Senator Franken opened the hearing with this comment: “Personally, I’m troubled that our private arbitration system is, at least in part, eclipsing the United States Supreme Court, the highest court in the land. Perhaps today’s hearing can help us determine whether there is a sound middle ground -one where we use arbitration to the fullest fair extent, but allow our Supreme Court to fulfill its role as the true final arbiter.”

If passed, the Arbitration Fairness Act would invalidate any contractual arbitration clause that requires arbitration of an employment dispute (other than those with labor unions), consumer dispute, a claim involving constitutional rights, or a statutory discrimination claim.  The bill specifies that any dispute over whether the Arbitration Fairness Act applied would be decided by a court, even if the litigant did not raise a challenge to the arbitration provision itself (contrary to the Prima Paint decision and its progeny).   The Senate Judiciary Committee will continue to take some testimony and comments about the Act until October 20, and then the Chair will decide whether the Act will go any further.

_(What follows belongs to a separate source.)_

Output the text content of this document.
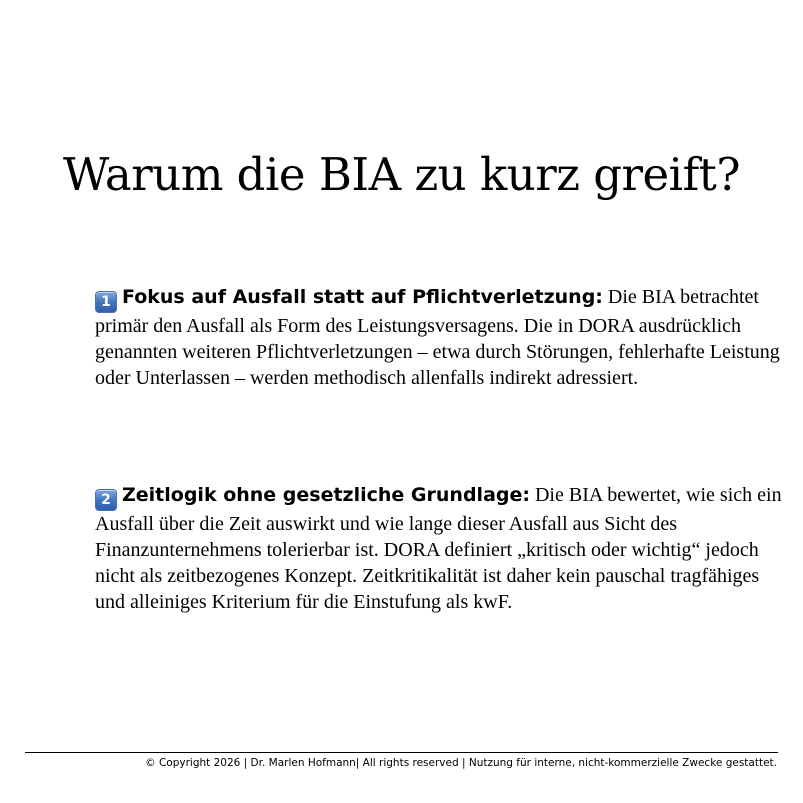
Warum die BIA zu kurz greift?

1 Fokus auf Ausfall statt auf Pflichtverletzung: Die BIA betrachtet primär den Ausfall als Form des Leistungsversagens. Die in DORA ausdrücklich genannten weiteren Pflichtverletzungen – etwa durch Störungen, fehlerhafte Leistung oder Unterlassen – werden methodisch allenfalls indirekt adressiert.

2 Zeitlogik ohne gesetzliche Grundlage: Die BIA bewertet, wie sich ein Ausfall über die Zeit auswirkt und wie lange dieser Ausfall aus Sicht des Finanzunternehmens tolerierbar ist. DORA definiert „kritisch oder wichtig“ jedoch nicht als zeitbezogenes Konzept. Zeitkritikalität ist daher kein pauschal tragfähiges und alleiniges Kriterium für die Einstufung als kwF.

© Copyright 2026 | Dr. Marlen Hofmann| All rights reserved | Nutzung für interne, nicht-kommerzielle Zwecke gestattet.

 A similar bill was introduced in 2009 (Arbitration Fairness Act of 2009) in the U.S. House and Senate.  The 2009 bill was slightly different than the 2011 legislation: instead of invalidating arbitration clauses covering constitutional or discrimination claims, the 2009 version invalidated arbitration agreements in franchise disputes.  However, despite its 126 co-sponsors in the House and Senate, and the more liberal composition of the Congress at that time, the Arbitration Fairness Act of 2009 did not gain any traction and never made it out of its respective committees.  Unless there is significant public reaction to the Concepcion v. AT&T Mobility decision that persuades Congress to make this bill a priority for both parties, the Arbitration Fairness Act of 2011 is also unlikely to be passed.  But it may continue to raise legislative awareness of the policy issues raised by the U.S. Supreme Court’s recent rulings on arbitration.